Cork Institute of Technology
- Architect:
DeBlacam & Meagher / Boyd Barret Murphy O'Connor - Award Type:
Best Educational Building 2007 - Location: Munster
Citation
Breathtakingly conceived, detailed and executed, this group of buildings is a superb addition to the continuation of the development of the Institute. The sense of space created internally and externally will be enjoyed for generations of students and staff. The acheivement of this quality of environment on this campus is remarkable. The buildings and their outside spaces will look as fresh and beautiful in one hundred years as they do now.
Architect’s Comments:
The Tourism and Hospitality Building has two entrances, which set thoughts about the brief (academic and hotel training) into the plan. The first entrance is from the circle through a small arcade entering into a double height top-lit hall with fireplace. The second entrance is from the east to a long corridor with academic departments, classrooms, lecture theatres and kitchens reached from the triangular lawn outside the circle. The bar, white dining room and dining hall, and Head of Department open off the first hall. -A minor axis with housekeeping and reception training runs east west, parallel to the long corridor through the first hall. Demonstration kitchen, class kitchen chimneys, dining hall and large lecture theatre volumes are employed externally to articulate the hierarchy of the plan. A class kitchen accommodates 16 student work places, which are serviced with water, gas, electricity at low level from the wall and at high level with supply air and exhaust to the brick chimneys The Administration Building along with the Tourism and Hospitality Building are located on the higher ground - a rock outcrop that is a phenomenon of the local karst limestone. This higher ground (1.5 m) forms a ramped and stepped approach to the Administration Building’s ground floor reception desks, the circle, and the east entrance of the Tourism and Hospitality Building. The higher ground is the inspiration for the south facing rotational steps and ramps to the rest of the campus. The grass lawn is displaced off centre to vary the width of the steps. The North and South facade designs reflect concern with orientation and natural ventilation. The Student Centre is the favoured of the three buildings because of its haphazard brief (maybe funded or not funded, connection to existing buildings and rich mixture of functions, bars, student union, art gallery, common room, book shop). The virtual absence of expression throughout the three buildings with plain brick walls, arcades and major openings hint at some function and suggest well being.
Client's Comments:
One of Cork Institute of Technology's strategic objectives is to improve its built environment to better reflect its long traditions as well as its modern interpretation of third and fourth level technological education.
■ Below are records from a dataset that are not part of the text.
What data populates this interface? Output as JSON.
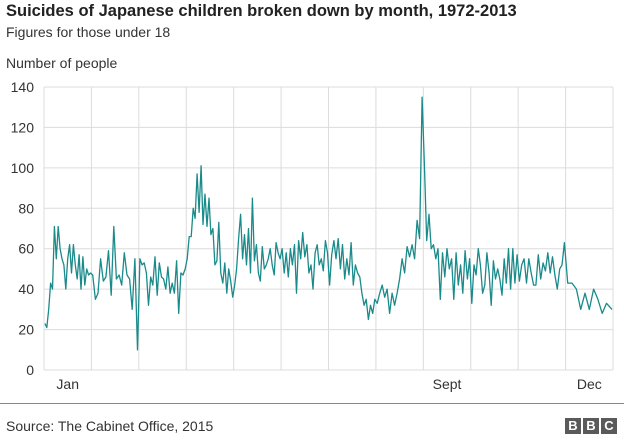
{
  "chart_data": {
    "type": "line",
    "title": "Suicides of Japanese children broken down by month, 1972-2013",
    "subtitle": "Figures for those under 18",
    "ylabel": "Number of people",
    "xlabel": "",
    "ylim": [
      0,
      140
    ],
    "yticks": [
      0,
      20,
      40,
      60,
      80,
      100,
      120,
      140
    ],
    "xtick_labels": [
      {
        "label": "Jan",
        "month": 1
      },
      {
        "label": "Sept",
        "month": 9
      },
      {
        "label": "Dec",
        "month": 12
      }
    ],
    "grid": true,
    "line_color": "#1a8a8a",
    "values_by_month": [
      [
        23,
        21,
        30,
        43,
        40,
        71,
        55,
        71,
        60,
        55,
        52,
        40,
        55,
        62,
        48,
        62,
        52,
        45,
        57,
        40,
        56,
        42,
        50,
        47,
        48
      ],
      [
        47,
        35,
        38,
        55,
        44,
        46,
        59,
        37,
        71,
        45,
        47,
        42,
        58,
        47,
        45,
        30,
        55,
        10
      ],
      [
        55,
        52,
        53,
        48,
        32,
        46,
        42,
        56,
        37,
        53,
        46,
        45,
        40,
        51,
        38,
        43,
        38,
        54,
        28,
        48,
        47,
        50
      ],
      [
        55,
        66,
        66,
        80,
        75,
        97,
        78,
        101,
        72,
        87,
        71,
        85,
        67,
        70,
        52,
        54,
        73,
        48,
        43,
        53,
        38,
        50,
        44,
        36
      ],
      [
        42,
        50,
        65,
        77,
        55,
        67,
        52,
        70,
        48,
        85,
        54,
        62,
        48,
        44,
        61,
        50,
        52,
        55,
        60,
        52,
        47,
        63,
        58,
        55
      ],
      [
        60,
        48,
        58,
        46,
        60,
        52,
        62,
        38,
        64,
        55,
        68,
        56,
        62,
        48,
        52,
        40,
        58,
        62,
        52,
        55,
        49,
        64,
        58
      ],
      [
        42,
        57,
        64,
        55,
        65,
        50,
        62,
        45,
        55,
        47,
        63,
        42,
        52,
        48,
        46,
        38,
        32,
        35,
        25,
        32,
        28,
        35
      ],
      [
        33,
        38,
        42,
        36,
        40,
        28,
        38,
        32,
        38,
        45,
        55,
        48,
        61,
        56,
        62,
        55,
        74,
        65,
        135
      ],
      [
        100,
        64,
        77,
        60,
        62,
        55,
        60,
        35,
        58,
        46,
        60,
        50,
        55,
        35,
        58,
        42,
        52,
        38,
        59,
        45,
        55
      ],
      [
        33,
        52,
        47,
        60,
        52,
        38,
        42,
        58,
        48,
        32,
        54,
        45,
        50,
        45,
        37,
        55,
        43,
        60,
        40,
        60,
        43,
        57
      ],
      [
        44,
        52,
        55,
        43,
        55,
        48,
        42,
        42,
        57,
        45,
        53,
        49,
        58,
        48,
        56,
        47,
        40,
        50,
        52,
        63
      ],
      [
        43,
        43,
        40,
        30,
        38,
        30,
        40,
        35,
        28,
        33,
        30
      ]
    ]
  },
  "footer": {
    "source": "Source: The Cabinet Office, 2015",
    "logo": [
      "B",
      "B",
      "C"
    ]
  }
}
With the development of a new main entrance on the north of its Bishopstown Campus of signature buildings which stimulate, challenge and inspire students, staff and alumni; this strategic objective has been richly fulfilled. The enduring design paradigm of academic life swirling around a campus green is superbly captured in the architecture and building relationships, with three buildings - one academic, one administrative and one student services - united by a timeless green circular courtyard of classic dimensions. Internal and external spaces became equally important in creating a stimulating and sympathetic campus environment. Staff, students and graduates have been universal in their praise of the scale and design of these buildings, their public spaces and working environments. The Institute is proud to possess buildings which will mature with age and which are strong, positive and inspiring manifestations of its role and status.